The Complete Magazine on Open Source

Google develops open source image captioning system

Google image captioning

Google has announced the open source availability of its image captioning system “Show and Tell” in TensorFlow. This new development is a step ahead by the search giant to expand its presence in the world of artificial intelligence (AI).

Captioning images sometimes become annoying. Thus, research scientists with the Google Brain team had developed a machine learning system back in 2014. This was aimed to automatically produce captions to describe various images.

The auto-captioning technology had proved its success at the very first level by winning the Microsoft COCO 2015 image captioning challenge. However, Google has this time made some significant improvements to its computer vision component to produce “more detailed and accurate descriptions” than the original system.

 Google image captioning

Google’s image captioning system learns from human captions to deliver accurate results

While the first image classification model in 2014 achieved 89.5 percent of accuracy, the present caption system is touted to be 93.9 percent accurate. “Initialising the image encoder with a better vision model gives the image captioning system a better ability to recognize different objects in the images, allowing it to generate more detailed and accurate descriptions,” wrote Chris Shallue, software engineer at Google Brain team, in a blog post.

Shallue and his fellow engineers have “fine-tuned” the original image model to improve the vision component of the caption system.
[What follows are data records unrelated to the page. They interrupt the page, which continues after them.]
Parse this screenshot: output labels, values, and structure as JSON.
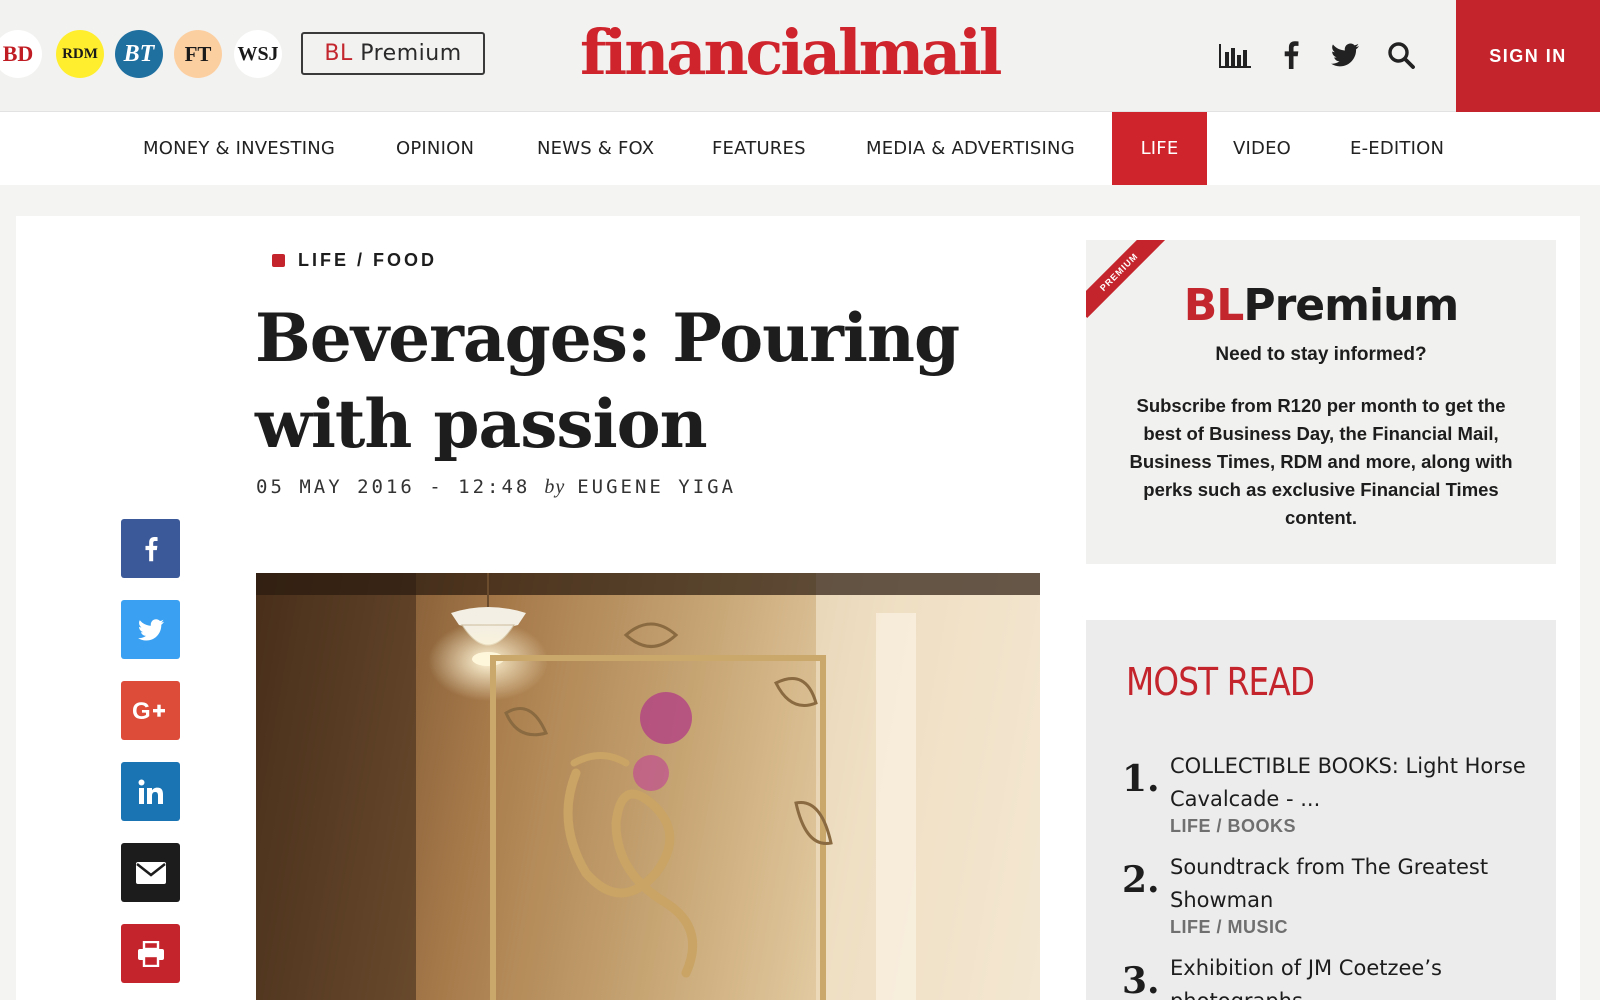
{
  "header": {
    "publications": [
      "BD",
      "RDM",
      "BT",
      "FT",
      "WSJ"
    ],
    "premium_button": {
      "prefix": "BL",
      "suffix": " Premium"
    },
    "logo": "financialmail",
    "icons": [
      "chart-icon",
      "facebook-icon",
      "twitter-icon",
      "search-icon"
    ],
    "sign_in": "SIGN IN",
    "brand_color": "#c4242c"
  },
  "nav": {
    "items": [
      "MONEY & INVESTING",
      "OPINION",
      "NEWS & FOX",
      "FEATURES",
      "MEDIA & ADVERTISING",
      "LIFE",
      "VIDEO",
      "E-EDITION"
    ],
    "active": "LIFE"
  },
  "article": {
    "breadcrumb": "LIFE / FOOD",
    "title": "Beverages: Pouring with passion",
    "date": "05 MAY 2016 - 12:48",
    "by": "by",
    "author": "EUGENE YIGA"
  },
  "share": {
    "buttons": [
      "facebook",
      "twitter",
      "google-plus",
      "linkedin",
      "email",
      "print"
    ]
  },
  "promo": {
    "ribbon": "PREMIUM",
    "logo_prefix": "BL",
    "logo_suffix": "Premium",
    "question": "Need to stay informed?",
    "body": "Subscribe from R120 per month to get the best of Business Day, the Financial Mail, Business Times, RDM and more, along with perks such as exclusive Financial Times content."
  },
  "most_read": {
    "title": "MOST READ",
    "items": [
      {
        "num": "1.",
        "text": "COLLECTIBLE BOOKS: Light Horse Cavalcade - ...",
        "cat": "LIFE / BOOKS"
      },
      {
        "num": "2.",
        "text": "Soundtrack from The Greatest Showman",
        "cat": "LIFE / MUSIC"
      },
      {
        "num": "3.",
        "text": "Exhibition of JM Coetzee’s photographs"
      }
    ]
  }
}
Also, the model got evolved by jointly training its vision and language components on human generated captions.

“Importantly, the fine-tuning phase must occur after the language component has already learned to generate captions – otherwise, the noisiness of the randomly initialized language component causes irreversible corruption to the vision component,” Shallue added.

Developers can now deploy Google’s Show and Tell system on their projects and add automatic image captioning support by grabbing its code from the GitHub repository. Furthermore, the same repository includes a guide on the neural network architecture to enable custom training of the system.